You will have leftover aioli; use it on sandwiches, boiled eggs, in potato salad, on savory toasts, or whatever else you can think of.
Smashed Potatoes with Garlic Aioli
Serves 5 | aioli adapted from Melissa Clark’s recipe in Dinner in French
for the potatoes:
1 1/2 lbs very small potatoes (all should be smaller than a golf ball), such as Yukon Gold
1 small yellow onion
scant 1 tsp kosher salt, plus more for salting the water
7 tbsp olive oil
freshly ground black pepper
1/4 cup finely chopped fresh parsley
for the aioli:
2 garlic cloves, minced or grated
2 tsp fresh lemon juice
1/2 tsp fine sea salt (plus more to taste)
1 large egg
1 large egg yolk
3/4 cup (170g) olive oil
Bring a large pot of well-salted water to boil. Add the potatoes and boil until just tender and easily pricked with a knife, about 10 minutes, though the timing will vary depending on the size of your potatoes so check them often. You want them to be cooked enough to crush easily but not so cooked that they will break apart completely when smashed. When they’re done, drain and set aside to cool slightly. Meanwhile, cut the onion in half, then into 1/4 inch-thick slices.
Preheat your oven to 400°F.
Sprinkle a large rimmed baking sheet with 3 tbsp of olive oil.

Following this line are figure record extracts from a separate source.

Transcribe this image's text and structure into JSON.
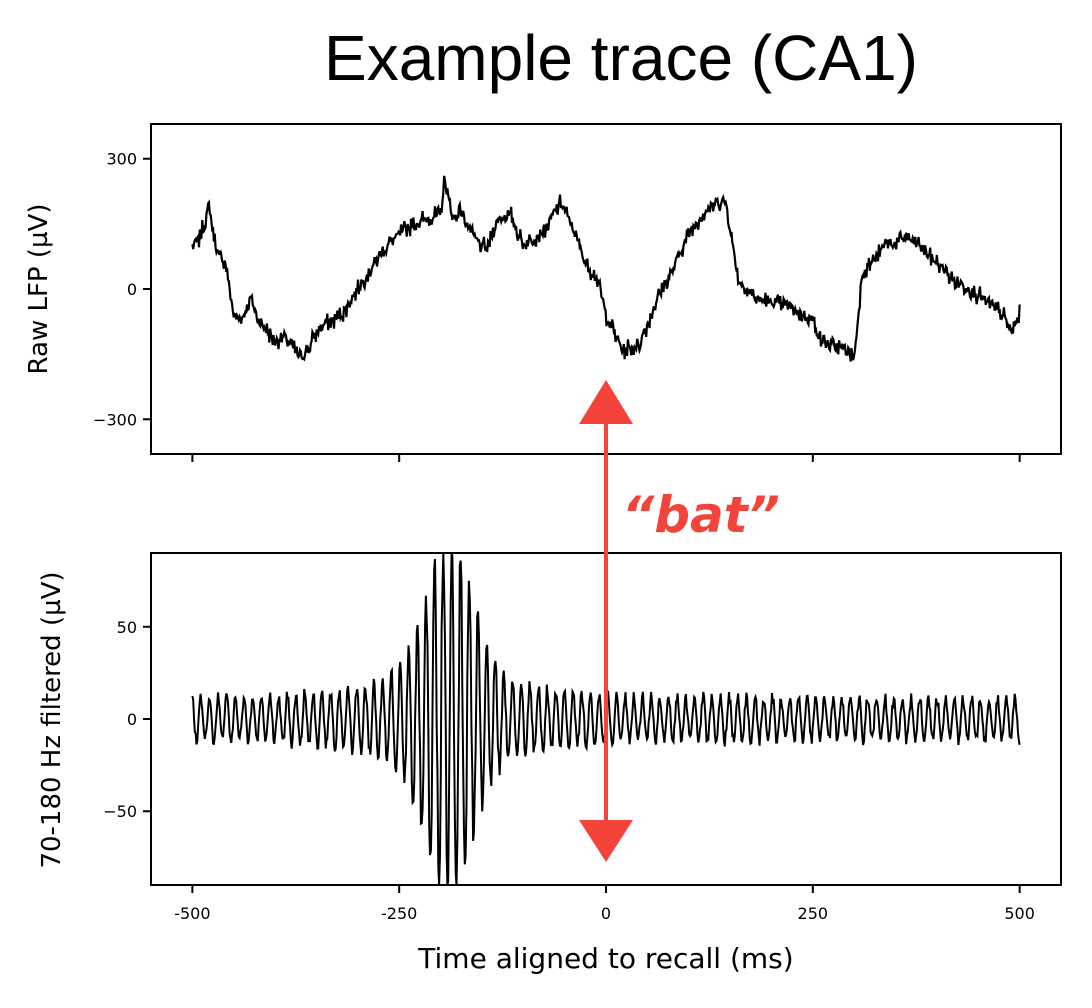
{
  "title": "Example trace (CA1)",
  "annotation": {
    "text": "“bat”",
    "color": "#f4433a",
    "x": 0
  },
  "chart_data": [
    {
      "type": "line",
      "name": "raw",
      "ylabel": "Raw LFP (µV)",
      "xlim": [
        -550,
        550
      ],
      "ylim": [
        -380,
        380
      ],
      "yticks": [
        300,
        0,
        -300
      ],
      "ytick_labels": [
        "300",
        "0",
        "−300"
      ],
      "xticks": [
        -500,
        -250,
        0,
        250,
        500
      ],
      "xtick_labels_visible": false,
      "color": "#000000",
      "anchors": {
        "x": [
          -500,
          -490,
          -480,
          -470,
          -460,
          -450,
          -440,
          -430,
          -420,
          -400,
          -390,
          -380,
          -370,
          -360,
          -350,
          -340,
          -330,
          -320,
          -300,
          -280,
          -260,
          -240,
          -220,
          -200,
          -195,
          -185,
          -175,
          -160,
          -145,
          -130,
          -115,
          -100,
          -85,
          -70,
          -55,
          -40,
          -25,
          -10,
          0,
          10,
          20,
          40,
          60,
          80,
          100,
          120,
          135,
          145,
          160,
          180,
          200,
          220,
          240,
          250,
          260,
          290,
          300,
          310,
          330,
          340,
          350,
          360,
          380,
          400,
          420,
          440,
          460,
          480,
          490,
          500
        ],
        "y": [
          100,
          120,
          190,
          80,
          60,
          -60,
          -70,
          -20,
          -70,
          -120,
          -110,
          -130,
          -160,
          -140,
          -100,
          -80,
          -70,
          -60,
          0,
          60,
          110,
          140,
          160,
          170,
          250,
          160,
          180,
          120,
          90,
          160,
          170,
          100,
          120,
          150,
          200,
          140,
          60,
          20,
          -60,
          -100,
          -140,
          -130,
          -30,
          40,
          130,
          180,
          200,
          200,
          20,
          -20,
          -30,
          -40,
          -60,
          -70,
          -120,
          -140,
          -160,
          40,
          80,
          110,
          100,
          120,
          100,
          60,
          20,
          0,
          -30,
          -60,
          -100,
          -60
        ]
      },
      "noise_amplitude": 25,
      "n_points": 1000
    },
    {
      "type": "line",
      "name": "filtered",
      "ylabel": "70-180 Hz filtered (µV)",
      "xlabel": "Time aligned to recall (ms)",
      "xlim": [
        -550,
        550
      ],
      "ylim": [
        -90,
        90
      ],
      "yticks": [
        50,
        0,
        -50
      ],
      "ytick_labels": [
        "50",
        "0",
        "−50"
      ],
      "xticks": [
        -500,
        -250,
        0,
        250,
        500
      ],
      "xtick_labels": [
        "-500",
        "-250",
        "0",
        "250",
        "500"
      ],
      "color": "#000000",
      "burst_center_ms": -190,
      "burst_peak_uv": 75,
      "baseline_amplitude_uv": 15,
      "n_points": 1000
    }
  ]
}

Scatter the boiled potatoes across the tray and, using a small glass or measuring cup, smash them until they’re about 1/4 inch thick. Carefully, so as not to break them too much, toss the potatoes with the other 4 tbsp olive oil, the onion slices, scant 1 tsp kosher salt, and some freshly ground black pepper. Spread into an even layer across the baking sheet.
Bake for 45-50 minutes, flipping the potatoes and onions once or twice during baking. They’re done when the edges and little cast off bits of the potatoes are super crispy and browned. Scatter with 1/4 cup finely chopped parsley. Eat warm.
While the potatoes bake, make the aioli. Combine 2 cloves minced garlic, 2 tsp lemon juice, and 1/2 tsp fine sea salt in a food processor.* Pulse a few times and then let sit for a couple of minutes to allow the garlic time to mellow. Add the egg and egg yolk and blend until fully combined. With the food processor on, pour in 3/4 cup olive oil in a very slow, steady stream, until all the oil is used up (you can pour more quickly when half the oil is left) and the aioli is totally emulsified; it will be the consistency of a slightly looser mayonnaise. Taste and add lemon juice and salt as needed. Either serve the aioli in a communal bowl for dipping, or allow diners to dollop a spoonful on their plate to dip from. (Note: the aioli will thicken in the fridge.)
*Feel free to make the aioli using a whisk or mortar and pestle if you don’t have a food processor. It’ll be much harder on your arms, but if you’re patient with pouring the oil in a very, very slow stream, it will work.